Local & Remote Repositories

Did the student complete the cloning process of the hello repository to cloned_hello?
Did the student fetch and merge changes from the remote repository into the main branch?
Did the student list both remote and local branches, make changes to the original repository, and synchronize the cloned repository with remote changes?
Did the student successfully clone the hello repository into the work/ directory as cloned_hello, without using the copy command?
Did the student show the logs for the cloned_hello repository?
Did the student display the name of the remote repository (origin) and provide more information about it?
Did the student list all remote and local branches in the cloned_hello repository?
Did the student make changes to the original repository, update the README.md file with the provided content, and commit the changes?
Inside the cloned repository (cloned_hello), did the student fetch the changes from the remote repository and display the logs, ensuring commits from the hello repository are included?
Did the student merge the changes from the remote main branch into the local main branch?
Did the student add a local branch named greet tracking the remote origin/greet branch?
Did the student add a remote reference to their Git repository?
Did the student push the main and greet branches to the remote repository?
Ask the following question to the student:

What is the single git command equivalent to what you did before to bring changes from remote to local main branch?

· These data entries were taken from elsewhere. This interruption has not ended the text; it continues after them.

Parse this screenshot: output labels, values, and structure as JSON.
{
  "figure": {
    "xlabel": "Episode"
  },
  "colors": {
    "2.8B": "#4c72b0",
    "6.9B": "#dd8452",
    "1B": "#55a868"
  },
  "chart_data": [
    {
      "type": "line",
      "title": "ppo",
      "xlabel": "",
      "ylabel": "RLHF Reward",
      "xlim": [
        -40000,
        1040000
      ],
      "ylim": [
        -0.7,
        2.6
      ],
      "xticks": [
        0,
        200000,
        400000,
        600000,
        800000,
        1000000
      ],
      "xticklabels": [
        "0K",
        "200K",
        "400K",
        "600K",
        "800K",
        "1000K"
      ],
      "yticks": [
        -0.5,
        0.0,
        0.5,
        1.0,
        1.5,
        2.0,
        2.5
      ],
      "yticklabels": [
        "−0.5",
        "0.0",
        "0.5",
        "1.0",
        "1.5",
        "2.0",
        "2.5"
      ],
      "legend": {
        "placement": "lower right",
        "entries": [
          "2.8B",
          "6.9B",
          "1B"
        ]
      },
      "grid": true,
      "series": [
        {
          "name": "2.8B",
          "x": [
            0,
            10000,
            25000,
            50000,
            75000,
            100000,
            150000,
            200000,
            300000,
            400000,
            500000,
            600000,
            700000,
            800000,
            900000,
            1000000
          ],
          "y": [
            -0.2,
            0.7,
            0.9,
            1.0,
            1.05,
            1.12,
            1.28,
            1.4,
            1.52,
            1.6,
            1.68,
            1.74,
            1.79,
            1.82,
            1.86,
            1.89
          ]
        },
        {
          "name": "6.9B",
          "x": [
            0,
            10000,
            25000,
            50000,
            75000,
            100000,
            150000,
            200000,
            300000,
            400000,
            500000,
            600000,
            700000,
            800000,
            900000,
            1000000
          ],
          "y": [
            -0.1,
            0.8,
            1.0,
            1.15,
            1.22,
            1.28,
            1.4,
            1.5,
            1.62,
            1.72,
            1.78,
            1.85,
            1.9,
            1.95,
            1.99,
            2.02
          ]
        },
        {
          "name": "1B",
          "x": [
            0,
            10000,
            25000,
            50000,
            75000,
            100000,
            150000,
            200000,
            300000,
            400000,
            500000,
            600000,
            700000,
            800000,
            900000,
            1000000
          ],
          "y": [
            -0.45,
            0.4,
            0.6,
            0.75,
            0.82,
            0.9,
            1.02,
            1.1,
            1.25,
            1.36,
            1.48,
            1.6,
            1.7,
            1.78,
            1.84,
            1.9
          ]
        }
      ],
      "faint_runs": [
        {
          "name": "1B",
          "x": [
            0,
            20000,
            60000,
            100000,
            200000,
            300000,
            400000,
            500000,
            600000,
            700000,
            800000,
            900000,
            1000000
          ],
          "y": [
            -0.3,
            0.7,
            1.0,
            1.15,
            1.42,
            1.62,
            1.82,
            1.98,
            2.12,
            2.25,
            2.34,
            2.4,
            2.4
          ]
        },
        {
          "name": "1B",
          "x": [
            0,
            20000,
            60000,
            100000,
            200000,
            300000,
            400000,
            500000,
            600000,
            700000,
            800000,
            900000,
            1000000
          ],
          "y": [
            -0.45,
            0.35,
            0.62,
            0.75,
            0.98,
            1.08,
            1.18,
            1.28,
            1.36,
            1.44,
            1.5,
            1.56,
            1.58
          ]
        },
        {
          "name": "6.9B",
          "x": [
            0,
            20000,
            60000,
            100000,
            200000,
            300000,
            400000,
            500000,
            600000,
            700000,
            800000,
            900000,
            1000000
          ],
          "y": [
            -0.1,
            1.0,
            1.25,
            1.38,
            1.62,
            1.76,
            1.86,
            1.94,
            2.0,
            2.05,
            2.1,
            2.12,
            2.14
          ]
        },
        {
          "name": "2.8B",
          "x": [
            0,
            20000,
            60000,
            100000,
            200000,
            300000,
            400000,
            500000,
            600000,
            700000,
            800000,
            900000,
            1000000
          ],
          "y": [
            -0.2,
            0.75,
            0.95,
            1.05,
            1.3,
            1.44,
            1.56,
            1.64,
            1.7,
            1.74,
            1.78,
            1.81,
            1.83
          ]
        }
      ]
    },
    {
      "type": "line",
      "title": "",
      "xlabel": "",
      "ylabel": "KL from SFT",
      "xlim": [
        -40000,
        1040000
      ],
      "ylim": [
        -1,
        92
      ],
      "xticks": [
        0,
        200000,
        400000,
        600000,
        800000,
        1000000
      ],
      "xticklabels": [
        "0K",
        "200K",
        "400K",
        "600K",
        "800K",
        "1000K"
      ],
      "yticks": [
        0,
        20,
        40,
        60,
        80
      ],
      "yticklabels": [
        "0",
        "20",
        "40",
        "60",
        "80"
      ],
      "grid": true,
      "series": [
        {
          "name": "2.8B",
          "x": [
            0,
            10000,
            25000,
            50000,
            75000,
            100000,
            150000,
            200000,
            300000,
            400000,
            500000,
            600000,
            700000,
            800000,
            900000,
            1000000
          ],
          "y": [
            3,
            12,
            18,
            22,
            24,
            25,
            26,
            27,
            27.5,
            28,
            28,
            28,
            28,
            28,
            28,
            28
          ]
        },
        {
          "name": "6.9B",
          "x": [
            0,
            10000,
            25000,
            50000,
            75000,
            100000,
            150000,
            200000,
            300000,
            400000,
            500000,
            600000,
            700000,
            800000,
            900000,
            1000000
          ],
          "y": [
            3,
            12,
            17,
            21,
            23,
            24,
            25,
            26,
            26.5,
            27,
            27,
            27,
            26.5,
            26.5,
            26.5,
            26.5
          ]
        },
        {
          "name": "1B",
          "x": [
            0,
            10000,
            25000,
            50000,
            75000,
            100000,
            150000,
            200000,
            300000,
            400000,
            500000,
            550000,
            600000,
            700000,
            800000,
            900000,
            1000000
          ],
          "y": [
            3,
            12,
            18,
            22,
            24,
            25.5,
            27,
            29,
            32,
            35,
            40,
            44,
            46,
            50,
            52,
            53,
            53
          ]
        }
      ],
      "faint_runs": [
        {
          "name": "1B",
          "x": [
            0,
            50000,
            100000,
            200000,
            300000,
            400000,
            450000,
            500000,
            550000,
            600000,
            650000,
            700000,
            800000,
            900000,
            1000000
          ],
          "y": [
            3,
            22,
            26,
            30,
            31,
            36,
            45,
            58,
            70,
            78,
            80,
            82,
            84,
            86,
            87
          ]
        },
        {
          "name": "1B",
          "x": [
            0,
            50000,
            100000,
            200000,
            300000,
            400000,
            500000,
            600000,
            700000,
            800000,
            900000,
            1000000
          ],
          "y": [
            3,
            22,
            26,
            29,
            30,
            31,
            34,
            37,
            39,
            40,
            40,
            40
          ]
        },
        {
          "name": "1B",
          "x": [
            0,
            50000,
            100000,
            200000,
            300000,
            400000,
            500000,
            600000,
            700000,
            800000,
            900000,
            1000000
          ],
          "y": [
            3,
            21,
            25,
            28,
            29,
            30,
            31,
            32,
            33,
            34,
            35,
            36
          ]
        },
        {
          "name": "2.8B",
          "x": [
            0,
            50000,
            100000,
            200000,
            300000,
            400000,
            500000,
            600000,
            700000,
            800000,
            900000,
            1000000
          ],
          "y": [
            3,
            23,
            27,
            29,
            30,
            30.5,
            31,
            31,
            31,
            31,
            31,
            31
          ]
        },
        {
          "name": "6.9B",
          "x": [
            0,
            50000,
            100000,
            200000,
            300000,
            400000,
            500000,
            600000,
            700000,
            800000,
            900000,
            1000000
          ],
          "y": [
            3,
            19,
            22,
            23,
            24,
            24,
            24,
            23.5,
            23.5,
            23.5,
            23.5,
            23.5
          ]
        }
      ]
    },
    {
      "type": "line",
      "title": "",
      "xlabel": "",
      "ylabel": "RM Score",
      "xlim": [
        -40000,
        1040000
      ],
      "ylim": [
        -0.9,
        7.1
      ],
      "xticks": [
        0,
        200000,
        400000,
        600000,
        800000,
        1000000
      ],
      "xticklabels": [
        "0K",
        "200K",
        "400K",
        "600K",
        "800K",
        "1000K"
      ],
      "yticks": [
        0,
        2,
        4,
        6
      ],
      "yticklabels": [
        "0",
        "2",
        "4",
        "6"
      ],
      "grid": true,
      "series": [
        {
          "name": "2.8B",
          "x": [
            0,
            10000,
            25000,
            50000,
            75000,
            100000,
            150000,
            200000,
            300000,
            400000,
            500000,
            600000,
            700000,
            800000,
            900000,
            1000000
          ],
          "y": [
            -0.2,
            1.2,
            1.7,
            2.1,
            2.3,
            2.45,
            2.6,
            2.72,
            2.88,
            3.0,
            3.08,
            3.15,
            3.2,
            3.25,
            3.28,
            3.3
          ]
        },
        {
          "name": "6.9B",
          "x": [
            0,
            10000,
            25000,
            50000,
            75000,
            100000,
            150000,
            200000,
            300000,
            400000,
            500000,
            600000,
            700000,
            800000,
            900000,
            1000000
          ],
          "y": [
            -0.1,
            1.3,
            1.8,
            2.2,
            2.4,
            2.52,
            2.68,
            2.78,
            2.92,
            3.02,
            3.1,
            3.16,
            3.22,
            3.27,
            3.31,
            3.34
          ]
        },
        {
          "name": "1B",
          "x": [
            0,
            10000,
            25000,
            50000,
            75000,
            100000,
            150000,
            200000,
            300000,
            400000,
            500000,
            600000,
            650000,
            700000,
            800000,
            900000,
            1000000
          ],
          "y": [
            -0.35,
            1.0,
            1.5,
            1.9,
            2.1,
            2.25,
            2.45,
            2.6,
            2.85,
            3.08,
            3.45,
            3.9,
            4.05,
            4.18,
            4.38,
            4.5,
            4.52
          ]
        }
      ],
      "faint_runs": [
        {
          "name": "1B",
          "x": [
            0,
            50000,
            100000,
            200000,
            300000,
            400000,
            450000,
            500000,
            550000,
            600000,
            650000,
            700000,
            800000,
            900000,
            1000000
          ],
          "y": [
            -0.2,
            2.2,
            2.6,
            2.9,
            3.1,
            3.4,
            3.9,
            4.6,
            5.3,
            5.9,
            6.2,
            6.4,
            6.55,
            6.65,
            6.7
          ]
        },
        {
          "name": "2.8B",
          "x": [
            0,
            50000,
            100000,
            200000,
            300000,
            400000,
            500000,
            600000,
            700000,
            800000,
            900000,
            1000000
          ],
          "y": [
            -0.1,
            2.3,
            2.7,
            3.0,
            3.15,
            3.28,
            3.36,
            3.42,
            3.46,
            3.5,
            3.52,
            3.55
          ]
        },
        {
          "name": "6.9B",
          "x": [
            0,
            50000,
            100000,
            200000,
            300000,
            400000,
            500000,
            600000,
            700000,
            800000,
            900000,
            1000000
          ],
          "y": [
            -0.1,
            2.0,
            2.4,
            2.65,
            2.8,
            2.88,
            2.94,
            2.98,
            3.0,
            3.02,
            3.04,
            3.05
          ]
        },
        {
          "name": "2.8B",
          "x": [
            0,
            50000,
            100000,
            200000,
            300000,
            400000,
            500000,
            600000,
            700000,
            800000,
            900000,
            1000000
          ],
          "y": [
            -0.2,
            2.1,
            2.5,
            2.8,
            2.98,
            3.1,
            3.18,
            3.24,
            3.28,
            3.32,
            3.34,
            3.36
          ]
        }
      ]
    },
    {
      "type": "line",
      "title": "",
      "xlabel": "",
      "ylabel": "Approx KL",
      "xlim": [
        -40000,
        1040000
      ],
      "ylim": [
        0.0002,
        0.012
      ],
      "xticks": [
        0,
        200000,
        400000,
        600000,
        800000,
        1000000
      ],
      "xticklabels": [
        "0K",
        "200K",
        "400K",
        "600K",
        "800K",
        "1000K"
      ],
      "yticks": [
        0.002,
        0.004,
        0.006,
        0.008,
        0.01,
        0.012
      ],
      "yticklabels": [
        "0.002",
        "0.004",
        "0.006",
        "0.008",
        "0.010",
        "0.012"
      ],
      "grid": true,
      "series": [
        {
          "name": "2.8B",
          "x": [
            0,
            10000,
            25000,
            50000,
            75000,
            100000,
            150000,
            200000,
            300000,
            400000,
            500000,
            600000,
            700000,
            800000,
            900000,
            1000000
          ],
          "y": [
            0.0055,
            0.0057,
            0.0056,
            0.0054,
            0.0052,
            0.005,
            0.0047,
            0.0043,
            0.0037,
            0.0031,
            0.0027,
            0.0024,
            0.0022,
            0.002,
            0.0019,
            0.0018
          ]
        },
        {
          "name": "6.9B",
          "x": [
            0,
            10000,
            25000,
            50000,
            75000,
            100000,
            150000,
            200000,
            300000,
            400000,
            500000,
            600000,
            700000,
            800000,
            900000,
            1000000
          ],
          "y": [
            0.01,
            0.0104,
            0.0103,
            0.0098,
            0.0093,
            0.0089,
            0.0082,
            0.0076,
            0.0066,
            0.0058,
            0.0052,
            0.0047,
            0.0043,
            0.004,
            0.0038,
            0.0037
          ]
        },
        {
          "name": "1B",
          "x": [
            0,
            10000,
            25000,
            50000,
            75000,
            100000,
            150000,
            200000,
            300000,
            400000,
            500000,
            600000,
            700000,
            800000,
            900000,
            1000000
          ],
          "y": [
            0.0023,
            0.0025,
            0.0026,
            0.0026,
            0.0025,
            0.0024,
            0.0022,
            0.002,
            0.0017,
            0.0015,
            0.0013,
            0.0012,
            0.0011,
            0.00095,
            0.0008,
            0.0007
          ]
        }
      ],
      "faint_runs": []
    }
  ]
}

Did the student provide an accurate response?

Bare Repositories

Ask the following question to the student:

What is a bare repository and why is it needed?

Did the student correctly explain what a bare repository is and why it is needed?
Did the student successfully create a bare repository named hello.git from the existing hello repository?
Did the student add the bare hello.git repository as a remote to the original repository hello?
Did the student change the README.md file in the original repository, commit the change, and push it to the shared repository?
Did the student switch to the cloned repository cloned_hello and successfully pull down the changes just pushed to the shared repository?